Currently, Butler and his team are in the middle of redesigning and upgrading the now five-year-old technology. “If your computer is five years old,” he says, “you’re probably complaining about how slow it runs.”
He adds that “it is getting more difficult to get parts, pieces, and support for hardware and software which is no longer in development — such as Final Cut Pro and other platforms like our Aurora 7.1 platform. Software is supported, but just in a maintenance mode.”
When it comes to overcoming today’s challenges, Butler understands the need to design a system that is going to last longer than five years. MLB Network is currently working with partner companies to build an architecture that will buy infrastructure longevity, working to provide a fault-tolerant environment that has no service disruption. MLB Network is attempting to build a modular system, so that key components can get upgraded enabling a seven- to 10-year lifespan out of the new platform.
Butler was a fan of Major League Baseball long before he began working for MLB Network. During his early career at NBC, he had the opportunity to work on All-Star Games and World Series. He was technical director on a number of NBC Sports Game of the Week telecasts, and his first NBC Sports remote was a Mets game at Shea Stadium in 1980.

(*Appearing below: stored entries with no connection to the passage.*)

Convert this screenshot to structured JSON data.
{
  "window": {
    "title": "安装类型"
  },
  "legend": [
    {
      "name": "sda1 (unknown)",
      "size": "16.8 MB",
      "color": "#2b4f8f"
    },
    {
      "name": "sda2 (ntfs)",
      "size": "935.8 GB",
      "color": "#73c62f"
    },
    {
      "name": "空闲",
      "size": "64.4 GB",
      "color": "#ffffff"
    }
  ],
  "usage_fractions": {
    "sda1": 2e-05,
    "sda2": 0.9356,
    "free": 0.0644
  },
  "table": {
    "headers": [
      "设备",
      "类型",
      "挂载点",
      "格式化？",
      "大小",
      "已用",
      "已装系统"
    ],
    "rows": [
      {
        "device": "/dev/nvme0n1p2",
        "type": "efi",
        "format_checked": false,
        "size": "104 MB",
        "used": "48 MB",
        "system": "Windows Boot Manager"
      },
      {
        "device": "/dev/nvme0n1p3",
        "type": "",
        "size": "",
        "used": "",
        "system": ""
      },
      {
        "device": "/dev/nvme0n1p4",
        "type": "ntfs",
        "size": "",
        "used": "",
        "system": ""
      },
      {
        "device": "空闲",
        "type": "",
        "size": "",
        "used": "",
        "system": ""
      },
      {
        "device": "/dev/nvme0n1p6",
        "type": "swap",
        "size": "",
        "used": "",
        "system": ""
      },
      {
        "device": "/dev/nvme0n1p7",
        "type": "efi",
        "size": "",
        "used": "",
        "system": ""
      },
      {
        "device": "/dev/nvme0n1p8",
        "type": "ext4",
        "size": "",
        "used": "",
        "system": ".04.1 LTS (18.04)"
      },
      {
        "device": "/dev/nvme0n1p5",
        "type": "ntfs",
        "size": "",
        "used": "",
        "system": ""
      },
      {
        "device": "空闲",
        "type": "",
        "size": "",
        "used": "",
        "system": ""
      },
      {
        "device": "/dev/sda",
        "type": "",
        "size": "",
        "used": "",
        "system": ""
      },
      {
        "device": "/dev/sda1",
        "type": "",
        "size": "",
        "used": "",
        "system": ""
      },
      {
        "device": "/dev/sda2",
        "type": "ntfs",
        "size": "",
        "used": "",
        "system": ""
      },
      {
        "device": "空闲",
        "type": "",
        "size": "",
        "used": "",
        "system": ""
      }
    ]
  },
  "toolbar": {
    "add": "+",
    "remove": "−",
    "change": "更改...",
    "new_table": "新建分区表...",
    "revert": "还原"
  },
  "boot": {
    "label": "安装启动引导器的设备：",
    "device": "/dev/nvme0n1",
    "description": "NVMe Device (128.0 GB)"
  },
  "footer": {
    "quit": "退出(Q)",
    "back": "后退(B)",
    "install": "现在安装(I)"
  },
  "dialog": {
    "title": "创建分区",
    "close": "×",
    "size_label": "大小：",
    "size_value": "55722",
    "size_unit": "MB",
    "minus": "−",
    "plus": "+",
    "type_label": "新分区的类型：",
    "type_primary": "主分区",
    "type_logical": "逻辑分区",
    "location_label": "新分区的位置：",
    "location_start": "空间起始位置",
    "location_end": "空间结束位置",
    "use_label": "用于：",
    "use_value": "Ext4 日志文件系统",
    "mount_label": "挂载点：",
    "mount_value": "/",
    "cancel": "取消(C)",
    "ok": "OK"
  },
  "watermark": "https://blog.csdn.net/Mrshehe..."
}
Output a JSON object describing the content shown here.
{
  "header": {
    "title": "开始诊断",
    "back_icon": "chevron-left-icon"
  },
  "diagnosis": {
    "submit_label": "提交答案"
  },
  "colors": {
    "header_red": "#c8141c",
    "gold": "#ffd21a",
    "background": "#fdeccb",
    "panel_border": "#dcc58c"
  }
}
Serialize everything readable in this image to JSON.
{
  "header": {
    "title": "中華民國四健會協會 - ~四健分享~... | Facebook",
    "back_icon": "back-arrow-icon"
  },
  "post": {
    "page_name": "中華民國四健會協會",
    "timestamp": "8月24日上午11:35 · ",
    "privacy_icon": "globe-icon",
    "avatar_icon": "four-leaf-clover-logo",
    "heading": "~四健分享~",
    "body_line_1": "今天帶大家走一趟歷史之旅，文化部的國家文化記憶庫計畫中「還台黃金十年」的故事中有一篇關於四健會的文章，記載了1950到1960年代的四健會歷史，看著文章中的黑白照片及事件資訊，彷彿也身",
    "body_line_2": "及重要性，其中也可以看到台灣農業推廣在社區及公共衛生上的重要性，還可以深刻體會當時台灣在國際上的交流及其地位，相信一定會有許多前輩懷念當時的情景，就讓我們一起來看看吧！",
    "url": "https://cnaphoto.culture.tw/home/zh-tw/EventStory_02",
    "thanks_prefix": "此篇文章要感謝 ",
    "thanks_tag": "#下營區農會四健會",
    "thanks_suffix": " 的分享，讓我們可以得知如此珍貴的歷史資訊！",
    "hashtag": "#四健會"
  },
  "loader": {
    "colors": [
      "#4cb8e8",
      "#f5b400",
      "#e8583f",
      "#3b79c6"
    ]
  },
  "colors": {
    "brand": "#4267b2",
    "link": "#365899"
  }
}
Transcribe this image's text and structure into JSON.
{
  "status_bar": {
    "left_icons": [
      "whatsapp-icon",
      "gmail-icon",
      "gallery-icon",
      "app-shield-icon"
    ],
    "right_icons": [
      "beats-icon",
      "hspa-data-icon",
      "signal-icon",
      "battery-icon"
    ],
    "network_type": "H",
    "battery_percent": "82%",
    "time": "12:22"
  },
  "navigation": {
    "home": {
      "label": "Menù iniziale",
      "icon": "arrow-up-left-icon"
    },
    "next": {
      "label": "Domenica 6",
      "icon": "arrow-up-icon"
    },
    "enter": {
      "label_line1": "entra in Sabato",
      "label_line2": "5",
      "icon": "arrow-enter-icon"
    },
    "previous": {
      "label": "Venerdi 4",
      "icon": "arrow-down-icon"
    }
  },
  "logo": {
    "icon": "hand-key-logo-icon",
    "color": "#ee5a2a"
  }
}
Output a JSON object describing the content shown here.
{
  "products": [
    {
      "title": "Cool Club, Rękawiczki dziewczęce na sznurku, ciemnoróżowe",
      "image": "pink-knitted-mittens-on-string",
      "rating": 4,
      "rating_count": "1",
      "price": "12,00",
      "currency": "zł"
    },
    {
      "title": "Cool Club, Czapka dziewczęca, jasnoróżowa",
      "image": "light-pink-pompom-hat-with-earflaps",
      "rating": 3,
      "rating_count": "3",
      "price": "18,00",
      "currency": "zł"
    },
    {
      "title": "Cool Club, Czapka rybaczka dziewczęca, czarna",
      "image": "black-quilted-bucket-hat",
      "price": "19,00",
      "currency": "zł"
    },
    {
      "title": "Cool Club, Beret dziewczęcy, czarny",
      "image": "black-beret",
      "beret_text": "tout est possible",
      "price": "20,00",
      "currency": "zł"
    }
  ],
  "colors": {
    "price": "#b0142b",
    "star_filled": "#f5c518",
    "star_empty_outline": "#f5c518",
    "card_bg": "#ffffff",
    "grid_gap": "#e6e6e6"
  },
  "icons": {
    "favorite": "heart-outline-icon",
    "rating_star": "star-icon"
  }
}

“I had a lot of exposure and a lot of fun with baseball as well as other sports,” he says.
Television is in his family’s blood. Butler’s wife, Pamela, is currently an associate director on NBC’s Today. When not managing media at MLB Network, he enjoys playing and watching golf, which also reminds him of memorable times spent with his father.
“It is so exiting to work in a business where our technology and tools are changing in leaps and bounds,” he says. “It seems like our broadcast tools are only limited by our imaginations. We are blessed to live in interesting times.”